After graduating from the London School of Economics (1994), he worked at the UK Paliament as a researcher and parliamentary assistant for a number of years, and was part of John Major's campaign team in the 1995 Conservative Party leadership election against John Redwood. Between 1997 and 2001 he was General Secretary of the cross-party Movement for Christian Democracy. He founded Ekklesia, a think-tank which "works to promote radical theological ideas in public life".

[edit] Broadcasting

He is a regular contributor to BBC One's The Big Questions, BBC Radio 4's 'Thought for the Day' and ITV1's 'The Moral of the Story', and is a columnist for The Church Times. He has been a guest on BBC Radio 4's The Moral Maze and has written for The Guardian newspaper.

[edit] Public Theology

Bartley has lectured in Theology and Politics at Sarum College in Salisbury, has served on the Church of England Evangelical Council, and is a regular speaker at the Greenbelt Christian festival. He is a supporter of Christian Peacemaker Teams, a pacifist organisation, and acts as press officer on their behalf in the UK.

Bartley has spoken publicly in defence of Dr Jeffrey John's attack on penal substitutionary atonement.
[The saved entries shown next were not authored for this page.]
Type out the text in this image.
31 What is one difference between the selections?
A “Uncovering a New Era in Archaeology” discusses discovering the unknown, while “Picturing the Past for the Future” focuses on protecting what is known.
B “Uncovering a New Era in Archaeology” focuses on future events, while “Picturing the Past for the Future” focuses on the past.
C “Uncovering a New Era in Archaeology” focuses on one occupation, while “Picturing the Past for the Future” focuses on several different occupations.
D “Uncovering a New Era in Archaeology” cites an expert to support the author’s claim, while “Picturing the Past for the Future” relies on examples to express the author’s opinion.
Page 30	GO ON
He defends the full participation of gay and lesbian people in the church as an outworking of the Christian gospel.

His theological perspective is shaped by a commitment to Christian nonviolence.

[edit] Books

  • The Subversive Manifesto: lifting the lid on God's political agenda (Bible Reading Fellowship, 2004).
  • Your Child and the Internet (Hodder, 2004).
  • (Co-editor) Consuming Passion: Why The Killing of Jesus Really Matters (DLT, 2005)
  • Faith and Politics After Christendom: the church as a movement for anarchy (Paternoster, 2006).